Fix bad data in projects.has_external_issue_tracker
What does this MR do?
This MR fixes historical bad data in projects.has_external_issue_tracker
#273574 (closed).
It is very similar to the data migration added in !53790 (merged) to correct bad data in projects.has_external_wiki
with differences to account for that a project can have multiple associated "external issue tracker" services, whereas only a single "external wiki" service.

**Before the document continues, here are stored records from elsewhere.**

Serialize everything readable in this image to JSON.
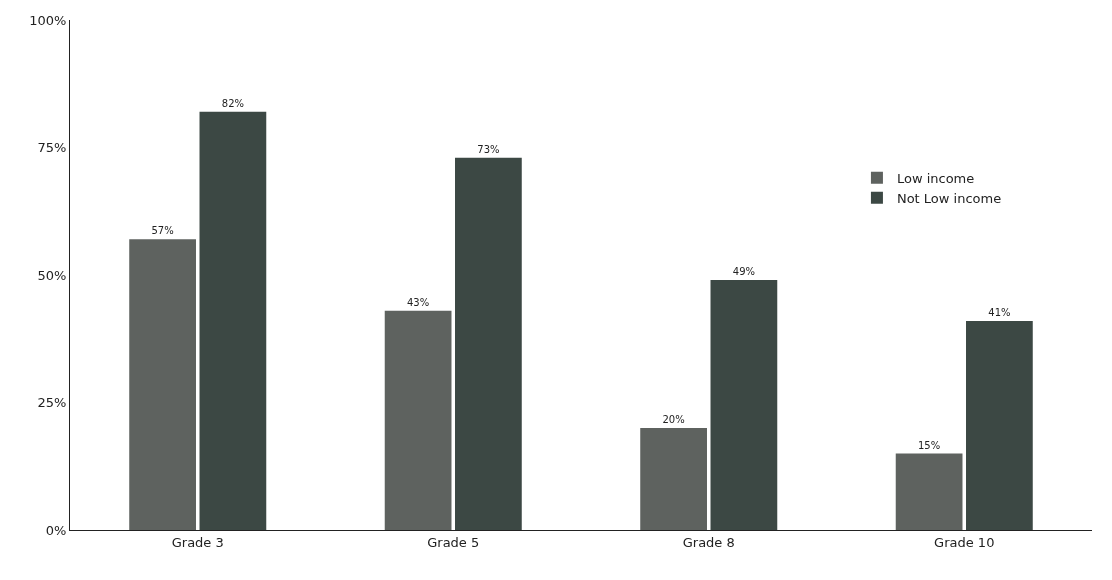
{
  "chart_data": {
    "type": "bar",
    "categories": [
      "Grade 3",
      "Grade 5",
      "Grade 8",
      "Grade 10"
    ],
    "series": [
      {
        "name": "Low income",
        "color": "#5e625f",
        "values": [
          57,
          43,
          20,
          15
        ],
        "value_labels": [
          "57%",
          "43%",
          "20%",
          "15%"
        ]
      },
      {
        "name": "Not Low income",
        "color": "#3c4844",
        "values": [
          82,
          73,
          49,
          41
        ],
        "value_labels": [
          "82%",
          "73%",
          "49%",
          "41%"
        ]
      }
    ],
    "ylim": [
      0,
      100
    ],
    "yticks": [
      {
        "value": 0,
        "label": "0%"
      },
      {
        "value": 25,
        "label": "25%"
      },
      {
        "value": 50,
        "label": "50%"
      },
      {
        "value": 75,
        "label": "75%"
      },
      {
        "value": 100,
        "label": "100%"
      }
    ],
    "grid": false,
    "legend": "right"
  }
}
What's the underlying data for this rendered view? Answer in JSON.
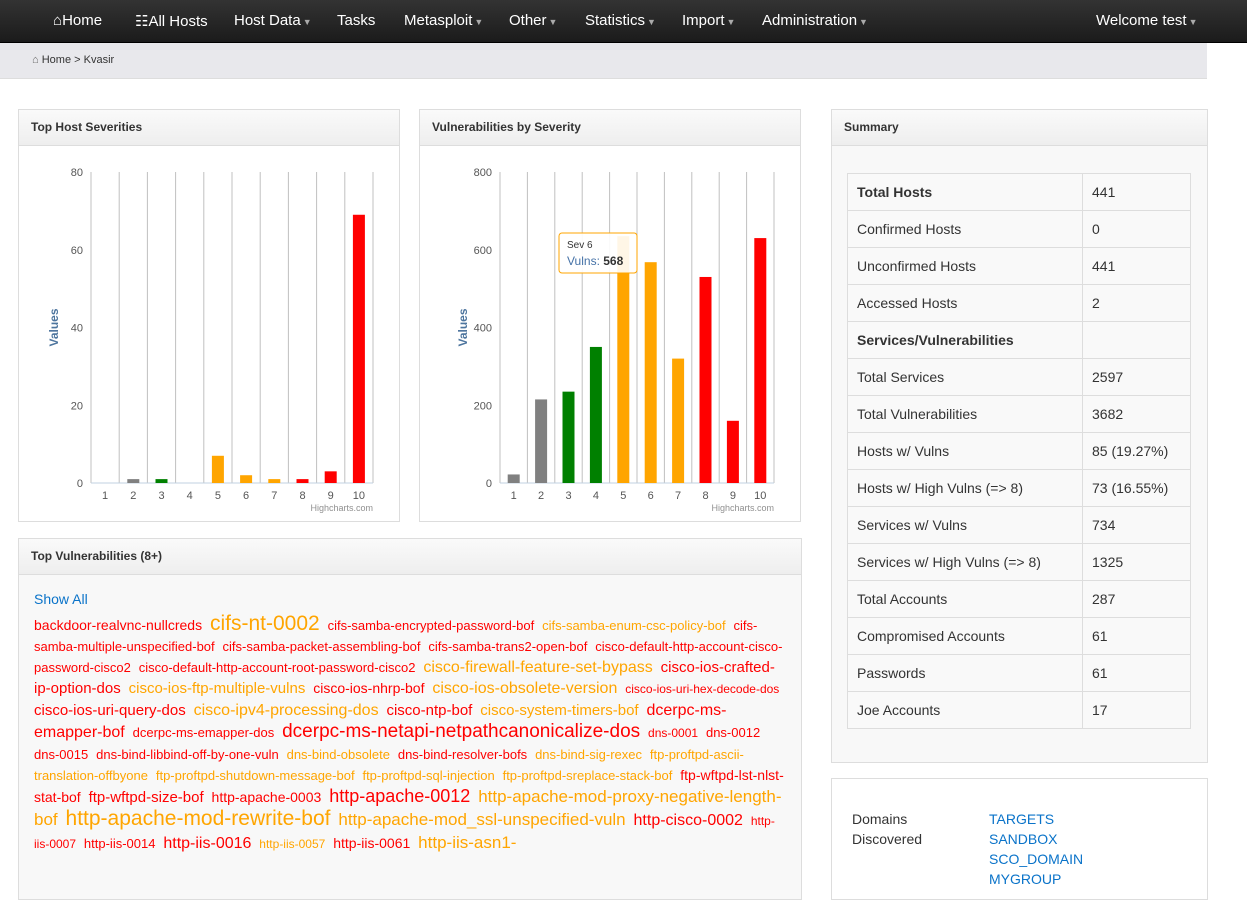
{
  "nav": {
    "items": [
      "Home",
      "All Hosts",
      "Host Data",
      "Tasks",
      "Metasploit",
      "Other",
      "Statistics",
      "Import",
      "Administration"
    ],
    "welcome": "Welcome test"
  },
  "breadcrumb": {
    "home": "Home",
    "sep": ">",
    "current": "Kvasir"
  },
  "colors": {
    "gray": "#808080",
    "green": "#008000",
    "orange": "#ffa500",
    "red": "#ff0000"
  },
  "chart_data": [
    {
      "type": "bar",
      "title": "Top Host Severities",
      "ylabel": "Values",
      "categories": [
        "1",
        "2",
        "3",
        "4",
        "5",
        "6",
        "7",
        "8",
        "9",
        "10"
      ],
      "values": [
        0,
        1,
        1,
        0,
        7,
        2,
        1,
        1,
        3,
        69
      ],
      "ylim": [
        0,
        80
      ],
      "yticks": [
        0,
        20,
        40,
        60,
        80
      ],
      "credit": "Highcharts.com",
      "grid": true
    },
    {
      "type": "bar",
      "title": "Vulnerabilities by Severity",
      "ylabel": "Values",
      "categories": [
        "1",
        "2",
        "3",
        "4",
        "5",
        "6",
        "7",
        "8",
        "9",
        "10"
      ],
      "values": [
        22,
        215,
        235,
        350,
        635,
        568,
        320,
        530,
        160,
        630
      ],
      "ylim": [
        0,
        800
      ],
      "yticks": [
        0,
        200,
        400,
        600,
        800
      ],
      "credit": "Highcharts.com",
      "grid": true,
      "tooltip": {
        "title": "Sev 6",
        "series": "Vulns",
        "value": "568"
      }
    }
  ],
  "bar_colors": [
    "gray",
    "gray",
    "green",
    "green",
    "orange",
    "orange",
    "orange",
    "red",
    "red",
    "red"
  ],
  "summary": {
    "title": "Summary",
    "rows": [
      [
        "Total Hosts",
        "441",
        true
      ],
      [
        "Confirmed Hosts",
        "0"
      ],
      [
        "Unconfirmed Hosts",
        "441"
      ],
      [
        "Accessed Hosts",
        "2"
      ],
      [
        "Services/Vulnerabilities",
        "",
        true
      ],
      [
        "Total Services",
        "2597"
      ],
      [
        "Total Vulnerabilities",
        "3682"
      ],
      [
        "Hosts w/ Vulns",
        "85 (19.27%)"
      ],
      [
        "Hosts w/ High Vulns (=> 8)",
        "73 (16.55%)"
      ],
      [
        "Services w/ Vulns",
        "734"
      ],
      [
        "Services w/ High Vulns (=> 8)",
        "1325"
      ],
      [
        "Total Accounts",
        "287"
      ],
      [
        "Compromised Accounts",
        "61"
      ],
      [
        "Passwords",
        "61"
      ],
      [
        "Joe Accounts",
        "17"
      ]
    ]
  },
  "domains": {
    "label": "Domains Discovered",
    "items": [
      "TARGETS",
      "SANDBOX",
      "SCO_DOMAIN",
      "MYGROUP"
    ]
  },
  "vulns": {
    "title": "Top Vulnerabilities (8+)",
    "show_all": "Show All",
    "tags": [
      [
        "backdoor-realvnc-nullcreds",
        14,
        "r"
      ],
      [
        "cifs-nt-0002",
        21,
        "o"
      ],
      [
        "cifs-samba-encrypted-password-bof",
        13,
        "r"
      ],
      [
        "cifs-samba-enum-csc-policy-bof",
        13,
        "o"
      ],
      [
        "cifs-samba-multiple-unspecified-bof",
        13,
        "r"
      ],
      [
        "cifs-samba-packet-assembling-bof",
        13,
        "r"
      ],
      [
        "cifs-samba-trans2-open-bof",
        13,
        "r"
      ],
      [
        "cisco-default-http-account-cisco-password-cisco2",
        13,
        "r"
      ],
      [
        "cisco-default-http-account-root-password-cisco2",
        13,
        "r"
      ],
      [
        "cisco-firewall-feature-set-bypass",
        16,
        "o"
      ],
      [
        "cisco-ios-crafted-ip-option-dos",
        15,
        "r"
      ],
      [
        "cisco-ios-ftp-multiple-vulns",
        15,
        "o"
      ],
      [
        "cisco-ios-nhrp-bof",
        14,
        "r"
      ],
      [
        "cisco-ios-obsolete-version",
        16,
        "o"
      ],
      [
        "cisco-ios-uri-hex-decode-dos",
        12,
        "r"
      ],
      [
        "cisco-ios-uri-query-dos",
        15,
        "r"
      ],
      [
        "cisco-ipv4-processing-dos",
        16,
        "o"
      ],
      [
        "cisco-ntp-bof",
        15,
        "r"
      ],
      [
        "cisco-system-timers-bof",
        15,
        "o"
      ],
      [
        "dcerpc-ms-emapper-bof",
        16,
        "r"
      ],
      [
        "dcerpc-ms-emapper-dos",
        13,
        "r"
      ],
      [
        "dcerpc-ms-netapi-netpathcanonicalize-dos",
        19,
        "r"
      ],
      [
        "dns-0001",
        12,
        "r"
      ],
      [
        "dns-0012",
        13,
        "r"
      ],
      [
        "dns-0015",
        13,
        "r"
      ],
      [
        "dns-bind-libbind-off-by-one-vuln",
        13,
        "r"
      ],
      [
        "dns-bind-obsolete",
        13,
        "o"
      ],
      [
        "dns-bind-resolver-bofs",
        13,
        "r"
      ],
      [
        "dns-bind-sig-rexec",
        13,
        "o"
      ],
      [
        "ftp-proftpd-ascii-translation-offbyone",
        13,
        "o"
      ],
      [
        "ftp-proftpd-shutdown-message-bof",
        13,
        "o"
      ],
      [
        "ftp-proftpd-sql-injection",
        13,
        "o"
      ],
      [
        "ftp-proftpd-sreplace-stack-bof",
        13,
        "o"
      ],
      [
        "ftp-wftpd-lst-nlst-stat-bof",
        14,
        "r"
      ],
      [
        "ftp-wftpd-size-bof",
        15,
        "r"
      ],
      [
        "http-apache-0003",
        14,
        "r"
      ],
      [
        "http-apache-0012",
        18,
        "r"
      ],
      [
        "http-apache-mod-proxy-negative-length-bof",
        17,
        "o"
      ],
      [
        "http-apache-mod-rewrite-bof",
        21,
        "o"
      ],
      [
        "http-apache-mod_ssl-unspecified-vuln",
        17,
        "o"
      ],
      [
        "http-cisco-0002",
        16,
        "r"
      ],
      [
        "http-iis-0007",
        12,
        "r"
      ],
      [
        "http-iis-0014",
        13,
        "r"
      ],
      [
        "http-iis-0016",
        16,
        "r"
      ],
      [
        "http-iis-0057",
        12,
        "o"
      ],
      [
        "http-iis-0061",
        14,
        "r"
      ],
      [
        "http-iis-asn1-",
        17,
        "o"
      ]
    ]
  }
}
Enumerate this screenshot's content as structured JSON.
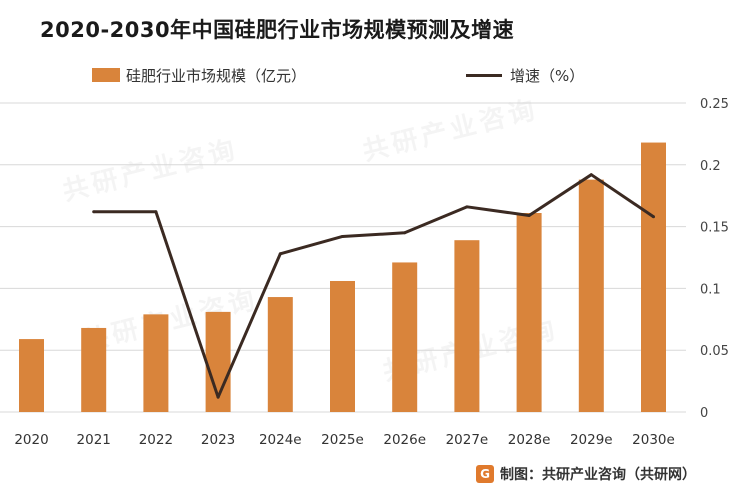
{
  "title": "2020-2030年中国硅肥行业市场规模预测及增速",
  "source": {
    "label": "制图：共研产业咨询（共研网）",
    "logo_char": "G",
    "watermark_text": "共研产业咨询"
  },
  "colors": {
    "bar": "#d9843b",
    "line": "#3b2a22",
    "grid": "#d8d8d8"
  },
  "chart_data": {
    "type": "bar",
    "title": "2020-2030年中国硅肥行业市场规模预测及增速",
    "categories": [
      "2020",
      "2021",
      "2022",
      "2023",
      "2024e",
      "2025e",
      "2026e",
      "2027e",
      "2028e",
      "2029e",
      "2030e"
    ],
    "series": [
      {
        "name": "硅肥行业市场规模（亿元）",
        "type": "bar",
        "axis": "left",
        "values": [
          0.059,
          0.068,
          0.079,
          0.081,
          0.093,
          0.106,
          0.121,
          0.139,
          0.161,
          0.188,
          0.218
        ]
      },
      {
        "name": "增速（%）",
        "type": "line",
        "axis": "right",
        "values": [
          null,
          0.162,
          0.162,
          0.012,
          0.128,
          0.142,
          0.145,
          0.166,
          0.159,
          0.192,
          0.158
        ]
      }
    ],
    "left_ylim": [
      0,
      0.25
    ],
    "right_ylim": [
      0,
      0.25
    ],
    "right_ticks": [
      "0",
      "0.05",
      "0.1",
      "0.15",
      "0.2",
      "0.25"
    ],
    "legend_position": "top",
    "grid": true
  }
}
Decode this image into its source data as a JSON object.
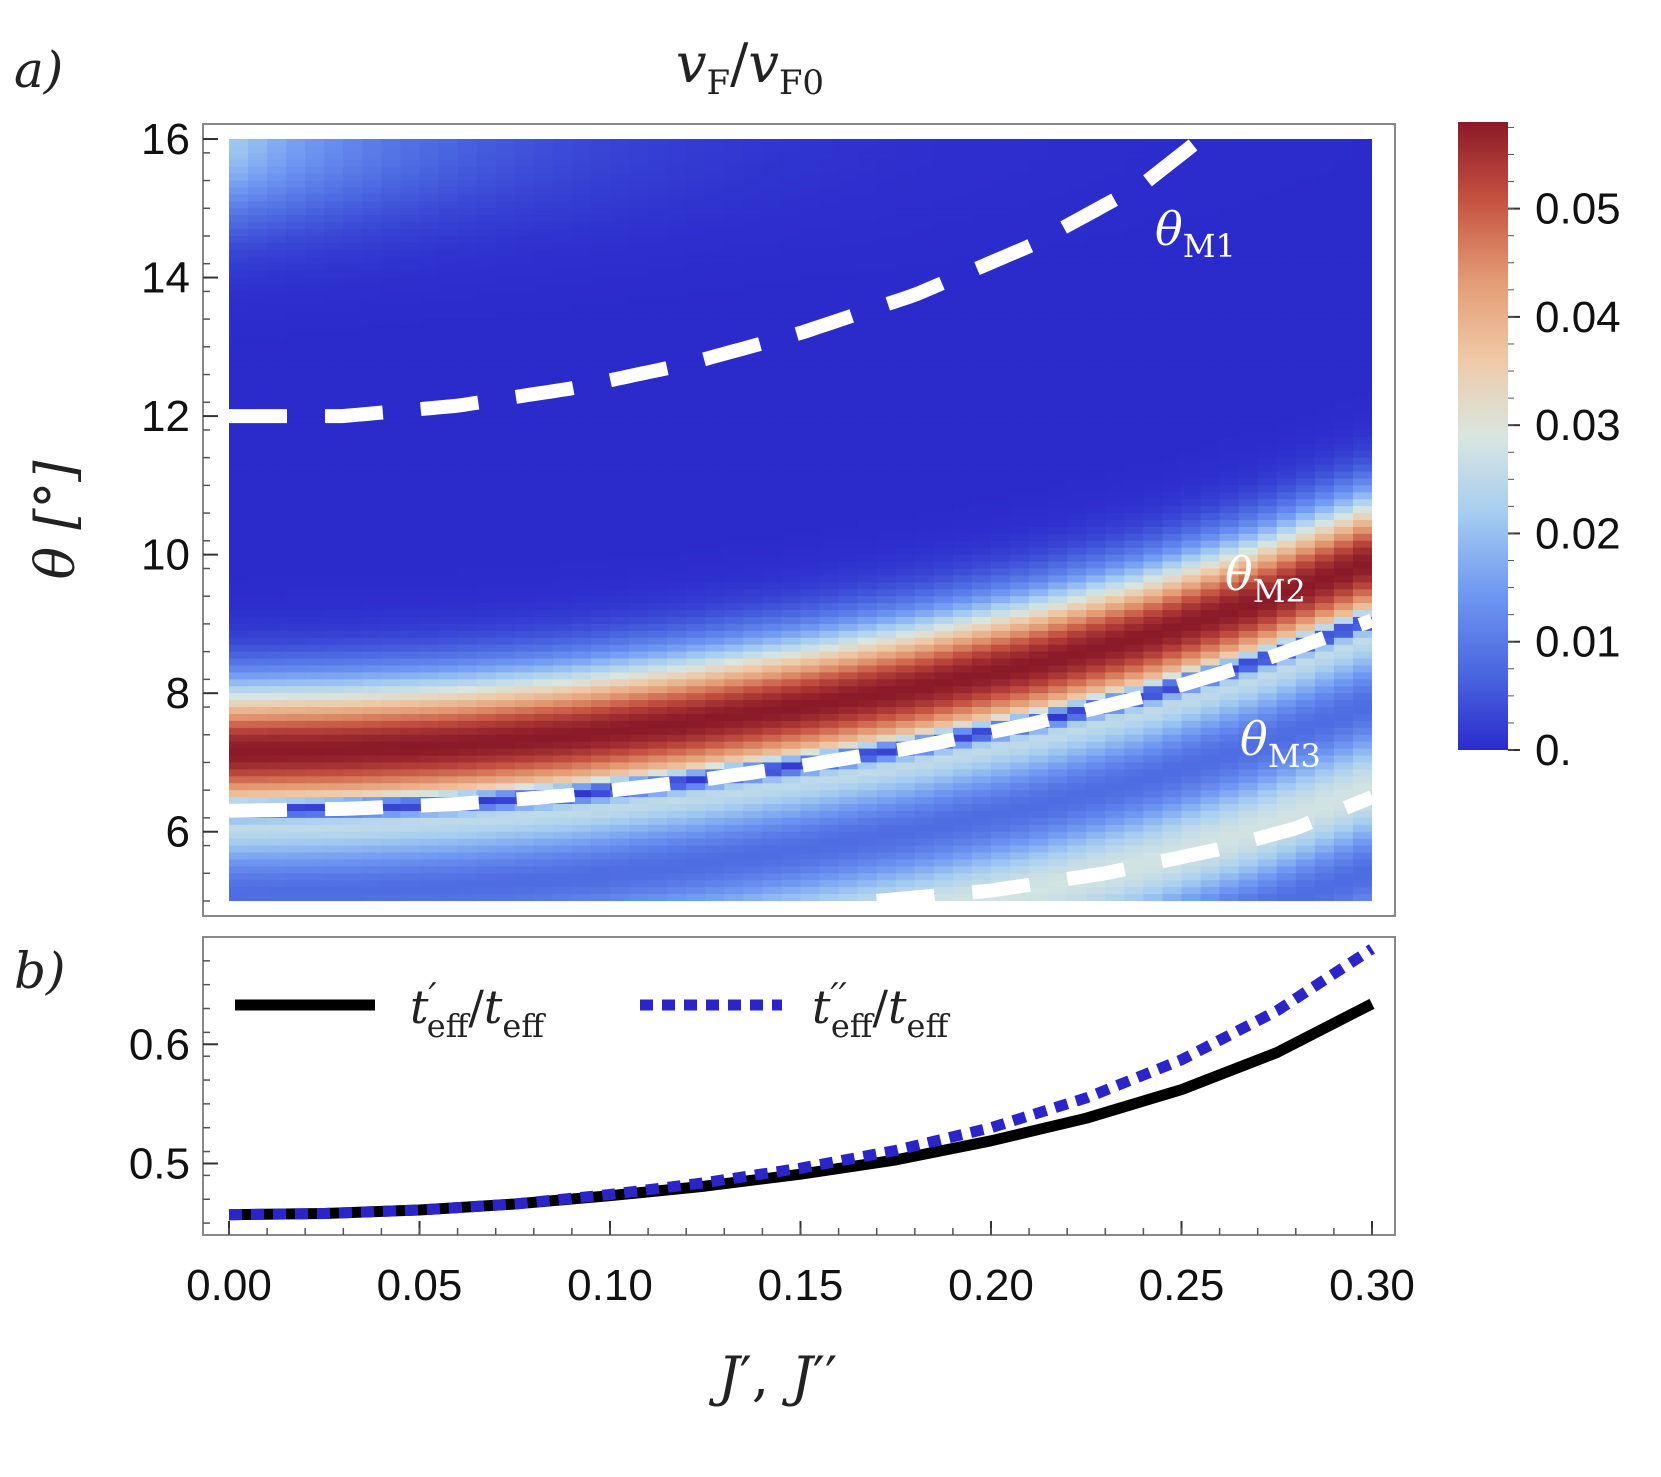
{
  "chart_data": [
    {
      "panel": "a)",
      "type": "heatmap",
      "title": "v_F / v_F0",
      "xlabel": "J′, J′′",
      "ylabel": "θ [°]",
      "xlim": [
        0.0,
        0.3
      ],
      "ylim": [
        5.0,
        16.0
      ],
      "y_ticks": [
        "6",
        "8",
        "10",
        "12",
        "14",
        "16"
      ],
      "y_tick_values": [
        6,
        8,
        10,
        12,
        14,
        16
      ],
      "colorbar": {
        "range": [
          0.0,
          0.058
        ],
        "ticks": [
          "0.",
          "0.01",
          "0.02",
          "0.03",
          "0.04",
          "0.05"
        ],
        "tick_values": [
          0.0,
          0.01,
          0.02,
          0.03,
          0.04,
          0.05
        ],
        "colormap": "coolwarm"
      },
      "series": [
        {
          "name": "θ_M1",
          "style": "dashed-white",
          "x": [
            0.0,
            0.03,
            0.06,
            0.09,
            0.12,
            0.15,
            0.18,
            0.21,
            0.24,
            0.255
          ],
          "y": [
            12.0,
            12.0,
            12.15,
            12.4,
            12.75,
            13.2,
            13.75,
            14.45,
            15.35,
            16.0
          ]
        },
        {
          "name": "θ_M2",
          "style": "dashed-white",
          "x": [
            0.0,
            0.03,
            0.06,
            0.09,
            0.12,
            0.15,
            0.18,
            0.21,
            0.24,
            0.27,
            0.3
          ],
          "y": [
            6.3,
            6.33,
            6.4,
            6.53,
            6.72,
            6.95,
            7.22,
            7.55,
            7.95,
            8.45,
            9.05
          ]
        },
        {
          "name": "θ_M3",
          "style": "dashed-white",
          "x": [
            0.17,
            0.2,
            0.23,
            0.26,
            0.28,
            0.3
          ],
          "y": [
            5.0,
            5.15,
            5.4,
            5.75,
            6.05,
            6.5
          ]
        }
      ],
      "annotations": [
        {
          "text": "θ",
          "sub": "M1"
        },
        {
          "text": "θ",
          "sub": "M2"
        },
        {
          "text": "θ",
          "sub": "M3"
        }
      ],
      "title_parts": {
        "v1": "v",
        "s1": "F",
        "slash": "/",
        "v2": "v",
        "s2": "F0"
      }
    },
    {
      "panel": "b)",
      "type": "line",
      "xlabel": "J′, J′′",
      "xlim": [
        0.0,
        0.3
      ],
      "ylim": [
        0.44,
        0.69
      ],
      "x_ticks": [
        "0.00",
        "0.05",
        "0.10",
        "0.15",
        "0.20",
        "0.25",
        "0.30"
      ],
      "x_tick_values": [
        0.0,
        0.05,
        0.1,
        0.15,
        0.2,
        0.25,
        0.3
      ],
      "y_ticks": [
        "0.5",
        "0.6"
      ],
      "y_tick_values": [
        0.5,
        0.6
      ],
      "x": [
        0.0,
        0.025,
        0.05,
        0.075,
        0.1,
        0.125,
        0.15,
        0.175,
        0.2,
        0.225,
        0.25,
        0.275,
        0.3
      ],
      "series": [
        {
          "name": "t′_eff / t_eff",
          "color": "#000000",
          "style": "solid",
          "values": [
            0.457,
            0.458,
            0.461,
            0.466,
            0.473,
            0.481,
            0.491,
            0.503,
            0.519,
            0.538,
            0.562,
            0.593,
            0.634
          ]
        },
        {
          "name": "t′′_eff / t_eff",
          "color": "#2b25c9",
          "style": "dotted",
          "values": [
            0.457,
            0.458,
            0.461,
            0.466,
            0.474,
            0.484,
            0.496,
            0.511,
            0.53,
            0.555,
            0.587,
            0.628,
            0.68
          ]
        }
      ],
      "legend": [
        {
          "t": "t",
          "prime": "′",
          "sub": "eff",
          "den": "t",
          "den_sub": "eff"
        },
        {
          "t": "t",
          "prime": "′′",
          "sub": "eff",
          "den": "t",
          "den_sub": "eff"
        }
      ],
      "xlabel_parts": {
        "a": "J",
        "pa": "′",
        "comma": ",",
        "b": "J",
        "pb": "′′"
      }
    }
  ],
  "colors": {
    "frame": "#888888",
    "dash": "#ffffff",
    "black_line": "#000000",
    "blue_line": "#2b25c9"
  }
}
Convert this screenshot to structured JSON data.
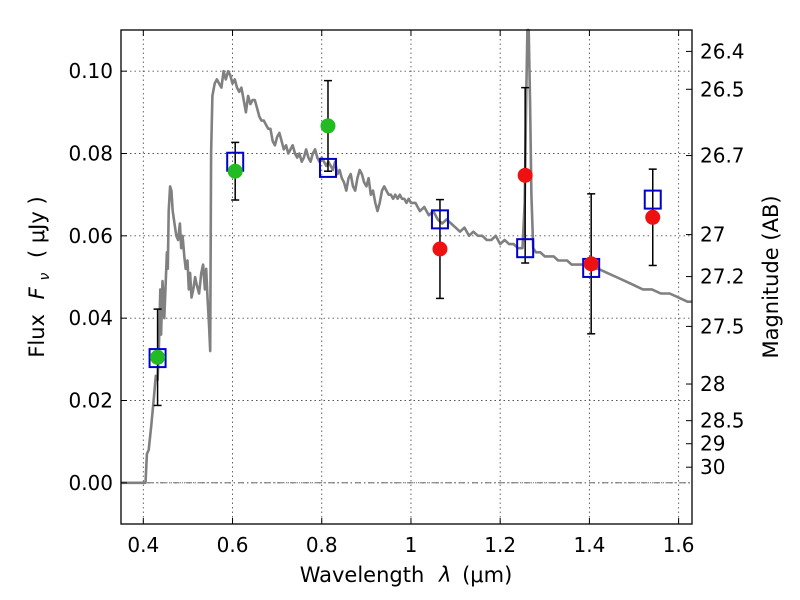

Counts of affect projects on GitLab.com can be found in the related issue #273574 (closed).
Note: A PG Trigger added in !49916 (merged) will ensure future data is correct.
Migration output
Up
== 20210210221006 CleanupProjectsWithBadHasExternalIssueTrackerData: migrating
-- execute("WITH project_ids_to_update (id) AS (\n SELECT DISTINCT \"services\".\"project_id\" FROM \"services\" INNER JOIN \"projects\" ON \"projects\".\"id\" = \"services\".\"project_id\" WHERE \"services\".\"active\" = TRUE AND \"services\".\"category\" = 'issue_tracker' AND \"services\".\"project_id\" IS NOT NULL AND \"services\".\"id\" >= 15 AND \"projects\".\"has_external_issue_tracker\" = FALSE AND \"projects\".\"pending_delete\" = FALSE\n)\nUPDATE projects SET has_external_issue_tracker = true WHERE id IN (SELECT id FROM project_ids_to_update)\n")
-> 0.0056s
-- transaction_open?()
-> 0.0000s
-- index_exists?(:projects, :id, {:where=>"(\n \"projects\".\"has_external_issue_tracker\" = TRUE\n)\nAND \"projects\".\"pending_delete\" = FALSE\n", :name=>"tmp_idx_projects_on_id_where_has_external_issue_tracker_is_true", :algorithm=>:concurrently})
-> 0.0174s
-- execute("SET statement_timeout TO 0")
-> 0.0005s
-- add_index(:projects, :id, {:where=>"(\n \"projects\".\"has_external_issue_tracker\" = TRUE\n)\nAND \"projects\".\"pending_delete\" = FALSE\n", :name=>"tmp_idx_projects_on_id_where_has_external_issue_tracker_is_true", :algorithm=>:concurrently})
-> 0.0116s
-- execute("RESET ALL")
-> 0.0007s
-- execute("WITH project_ids_to_update (id) AS (\n SELECT \"projects\".\"id\" FROM \"projects\" WHERE ((\n \"projects\".\"has_external_issue_tracker\" = TRUE\n)\nAND \"projects\".\"pending_delete\" = FALSE\n) AND \"projects\".\"id\" >= 25 AND (NOT EXISTS (SELECT 1 FROM \"services\" WHERE (services.project_id = projects.id) AND \"services\".\"category\" = 'issue_tracker' AND \"services\".\"active\" = TRUE))\n)\nUPDATE projects SET has_external_issue_tracker = false WHERE id IN (SELECT id FROM project_ids_to_update)\n")
-> 0.0014s
-- transaction_open?()
-> 0.0000s
-- indexes(:projects)
-> 0.0157s
-- remove_index(:projects, {:algorithm=>:concurrently, :name=>"tmp_idx_projects_on_id_where_has_external_issue_tracker_is_true"})
-> 0.0043s
== 20210210221006 CleanupProjectsWithBadHasExternalIssueTrackerData: migrated (0.1882s)
Down
Note this is a no-op
:
== 20210210221006 CleanupProjectsWithBadHasExternalIssueTrackerData: reverting
== 20210210221006 CleanupProjectsWithBadHasExternalIssueTrackerData: reverted (0.0000s)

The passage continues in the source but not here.